Guide yourself or be misguided


By Hila Yosafi

The Tattoo

Ideally, high school counselors are a dependable source of
advice,  encouragement, you know — guidance.  However, 
the staff my brothers, friends, and I have dealt with is far
from reliable.

I didn’t trust guidance counselors even before my freshman
year. They allowed my brother and several of his friends to
drop out of school with no suggestions — such as alternate
schooling like Westwoods.

Fewer students; less paperwork.

Apparently what they have is too much to handle. The
students who need them the most —- the seniors going to
college —- get extra stress from these so-called caretakers.
Real examples: sending the wrong transcript (one with a
lower GPA) to a college for a student. This happened to
someone I know, and UConn rejected him. After a lot of
hassle, he got it straightened out, but it shouldn’t have
happened in the first place.

Equally problematic is when guidance counselors leave the
transcript out when sending mate-rial off to a college for a
student. This delays the whole application process, at best.
Understand one thing -- unless a student goes out of her way
to get an exception by rattling somebody’s cage, the
guidance counselor, unfortunately, is the only one who gets
to mail, fax or otherwise transmit the all-important transcript
to potential colleges or scholarship committees.

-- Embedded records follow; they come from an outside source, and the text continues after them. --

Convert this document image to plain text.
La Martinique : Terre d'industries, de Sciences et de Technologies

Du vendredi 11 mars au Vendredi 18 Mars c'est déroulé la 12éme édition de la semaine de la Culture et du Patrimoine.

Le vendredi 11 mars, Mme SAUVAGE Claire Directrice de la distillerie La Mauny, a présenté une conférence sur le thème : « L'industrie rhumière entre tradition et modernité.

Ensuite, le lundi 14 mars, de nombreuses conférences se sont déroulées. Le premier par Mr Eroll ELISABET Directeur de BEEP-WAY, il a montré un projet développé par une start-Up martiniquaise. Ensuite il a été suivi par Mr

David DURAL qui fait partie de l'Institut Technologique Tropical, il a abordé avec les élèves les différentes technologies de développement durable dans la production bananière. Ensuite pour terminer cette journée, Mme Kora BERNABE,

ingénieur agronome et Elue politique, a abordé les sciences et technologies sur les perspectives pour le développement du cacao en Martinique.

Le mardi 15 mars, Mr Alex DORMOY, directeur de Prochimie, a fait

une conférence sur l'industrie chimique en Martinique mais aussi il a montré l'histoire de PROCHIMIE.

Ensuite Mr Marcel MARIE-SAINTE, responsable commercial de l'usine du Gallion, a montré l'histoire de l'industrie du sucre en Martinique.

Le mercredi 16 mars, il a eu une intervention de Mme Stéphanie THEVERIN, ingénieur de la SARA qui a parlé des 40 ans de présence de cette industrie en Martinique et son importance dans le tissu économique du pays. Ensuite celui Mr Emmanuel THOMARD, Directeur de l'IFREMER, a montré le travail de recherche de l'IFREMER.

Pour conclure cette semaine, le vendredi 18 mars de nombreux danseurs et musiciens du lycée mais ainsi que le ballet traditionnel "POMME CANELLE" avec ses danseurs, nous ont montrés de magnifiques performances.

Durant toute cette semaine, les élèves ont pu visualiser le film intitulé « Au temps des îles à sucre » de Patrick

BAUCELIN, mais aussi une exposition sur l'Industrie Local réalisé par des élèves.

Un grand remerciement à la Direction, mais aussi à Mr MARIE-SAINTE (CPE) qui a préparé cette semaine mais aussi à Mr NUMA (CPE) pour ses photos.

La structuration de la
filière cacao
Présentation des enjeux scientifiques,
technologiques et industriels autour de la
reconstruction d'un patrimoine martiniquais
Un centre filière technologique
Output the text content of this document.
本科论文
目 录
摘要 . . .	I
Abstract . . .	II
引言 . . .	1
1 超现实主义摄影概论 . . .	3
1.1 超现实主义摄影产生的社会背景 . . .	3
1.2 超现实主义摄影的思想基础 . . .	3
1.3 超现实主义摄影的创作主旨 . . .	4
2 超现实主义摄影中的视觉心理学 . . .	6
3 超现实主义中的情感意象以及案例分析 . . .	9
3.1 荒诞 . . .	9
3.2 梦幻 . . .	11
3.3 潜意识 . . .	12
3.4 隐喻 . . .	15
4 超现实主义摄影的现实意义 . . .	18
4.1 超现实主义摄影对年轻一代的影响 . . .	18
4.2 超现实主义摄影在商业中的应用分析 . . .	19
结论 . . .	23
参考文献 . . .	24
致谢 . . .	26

This one indelible fact gives them a lot of power over your
future.

You’ll get no advice on what courses to take that would
help you for life after high school. It’s just "by the way, you
need to take an art course or you won’t graduate this year."

The school is run like a corporation. The counselors do what
the business world calls "passing the buck."

Go downstairs.  Go upstairs. Call this person. Go to that
building. I was forced to do things on my own, such as send
out scholarships myself and investigate the Tunxis Prep
Program where students earn college credits for high school
courses.

When I inquired for evidence of the Tunxis credits I have
earned which I could transfer to my university, the guidance
counselor told me to go to Tunxis myself and find out.
Tunxis told me to ask my counselor.

When I told the counselor in charge what Tunxis shared with
me so she would know for the future in order to provide
guidance for the hundreds of other students in this program, I
was told to calm down and only be concerned about myself,
not the other students.

More than once, I was told contradicting statements by
different counselors. One of them told me I should get the
answers to my questions in writing.

Just like teachers, guidance counselors should not come to
work just to collect a paycheck.  They should care about the
success of their students, not just make sure they get their
federally provided minimum 23 minutes of lunch each day as
they count down their days to retirement.

I guess the guidance counselors have helped shape me for my
future. I have become more independent and got a sense of
the monkey-swinging field of business which I plan to enter.

A piece of advice for incoming freshmen: for quality
guidance stick to psychic hot lines.